Īśopaniṣad · 14

सम्भूतिं च विनाशं च यस्तद्वेदोभयं सह । विनाशेन मृत्युं तीर्त्वा सम्भूत्याऽमृतमश्नुते

sambhūtiṃ ca vināśaṃ ca yas tad vedobhayaṃ saha | vināśena mṛtyuṃ tīrtvā sambhūtyāmṛtam aśnute

One who knows both — the manifest and dissolution — together, crosses over death through dissolution and attains immortality through the manifest.

This verse offers the second great synthesis, parallel to verse 11.

Sambhūtiṃ ca vināśaṃ ca yaḥ tat veda ubhayaṃ saha — one who knows both together. Vināśa (dissolution, destruction) is used here instead of asambhūti, emphasizing the aspect of transcendence of forms.

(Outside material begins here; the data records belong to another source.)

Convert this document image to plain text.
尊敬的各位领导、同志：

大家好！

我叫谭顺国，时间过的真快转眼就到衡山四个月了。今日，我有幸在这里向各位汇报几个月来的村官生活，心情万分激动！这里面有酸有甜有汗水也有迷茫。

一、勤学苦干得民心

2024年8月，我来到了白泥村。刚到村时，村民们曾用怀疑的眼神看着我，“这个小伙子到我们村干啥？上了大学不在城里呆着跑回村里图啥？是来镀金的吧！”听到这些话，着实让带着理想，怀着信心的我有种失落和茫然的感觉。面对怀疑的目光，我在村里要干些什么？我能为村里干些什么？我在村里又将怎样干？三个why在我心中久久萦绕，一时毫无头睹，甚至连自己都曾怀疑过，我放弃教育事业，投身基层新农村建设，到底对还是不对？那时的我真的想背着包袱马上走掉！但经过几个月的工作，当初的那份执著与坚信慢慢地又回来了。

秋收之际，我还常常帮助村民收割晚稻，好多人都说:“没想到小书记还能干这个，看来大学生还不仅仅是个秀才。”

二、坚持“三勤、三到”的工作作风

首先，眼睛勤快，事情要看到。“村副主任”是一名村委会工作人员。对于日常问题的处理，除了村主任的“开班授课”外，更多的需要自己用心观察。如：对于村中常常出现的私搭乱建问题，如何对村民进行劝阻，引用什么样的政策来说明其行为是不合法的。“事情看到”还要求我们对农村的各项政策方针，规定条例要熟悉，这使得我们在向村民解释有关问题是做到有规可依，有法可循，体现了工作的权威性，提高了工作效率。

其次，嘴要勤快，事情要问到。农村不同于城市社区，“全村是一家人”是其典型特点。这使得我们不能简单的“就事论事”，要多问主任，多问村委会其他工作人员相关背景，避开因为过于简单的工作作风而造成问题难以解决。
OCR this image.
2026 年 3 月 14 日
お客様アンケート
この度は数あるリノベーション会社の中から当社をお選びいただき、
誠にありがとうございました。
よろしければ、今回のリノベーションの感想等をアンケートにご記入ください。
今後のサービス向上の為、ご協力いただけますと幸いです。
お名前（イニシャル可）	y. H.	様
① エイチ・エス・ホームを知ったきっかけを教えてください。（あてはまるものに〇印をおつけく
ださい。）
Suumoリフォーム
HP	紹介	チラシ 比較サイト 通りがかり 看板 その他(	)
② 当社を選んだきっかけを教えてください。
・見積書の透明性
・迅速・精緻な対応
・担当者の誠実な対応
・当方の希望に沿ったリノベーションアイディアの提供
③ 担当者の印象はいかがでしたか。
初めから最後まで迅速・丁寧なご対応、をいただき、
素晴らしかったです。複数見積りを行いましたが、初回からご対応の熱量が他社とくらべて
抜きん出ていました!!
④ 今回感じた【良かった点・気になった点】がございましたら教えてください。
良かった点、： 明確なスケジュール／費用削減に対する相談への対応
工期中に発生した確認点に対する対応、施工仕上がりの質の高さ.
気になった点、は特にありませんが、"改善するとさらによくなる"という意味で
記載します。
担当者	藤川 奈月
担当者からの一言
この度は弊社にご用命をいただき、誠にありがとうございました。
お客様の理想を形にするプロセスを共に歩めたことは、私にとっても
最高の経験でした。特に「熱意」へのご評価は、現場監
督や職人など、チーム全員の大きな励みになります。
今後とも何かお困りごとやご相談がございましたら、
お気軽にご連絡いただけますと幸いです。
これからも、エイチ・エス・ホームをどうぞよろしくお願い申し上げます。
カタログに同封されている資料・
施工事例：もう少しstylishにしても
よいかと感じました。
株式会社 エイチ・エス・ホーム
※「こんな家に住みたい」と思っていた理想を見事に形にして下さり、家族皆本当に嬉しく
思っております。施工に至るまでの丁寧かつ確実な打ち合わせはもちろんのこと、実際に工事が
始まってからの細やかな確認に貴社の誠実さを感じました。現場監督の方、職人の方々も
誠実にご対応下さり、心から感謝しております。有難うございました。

Vināśena mṛtyuṃ tīrtvā — having crossed death through vināśa. Contemplation of dissolution, of impermanence, of death itself, liberates from the fear of death. One who has seen that all forms dissolve no longer desperately clings to them.

Sambhūtyā amṛtam aśnute — attains immortality through the manifest. Paradoxically, it is through forms — the body, practices, devotion to the manifest divine — that the immortal is realized. Not by escaping from the world but by going through it.

The teaching is profound: death is overcome by contemplating it (not avoiding it), and immortality is attained through manifested life (not fleeing from it). This is tantra in its original sense: using the world as a means of liberation.

The yoga that emerges from this vision rejects nothing: neither body nor mind, neither abstract nor concrete, neither life nor death.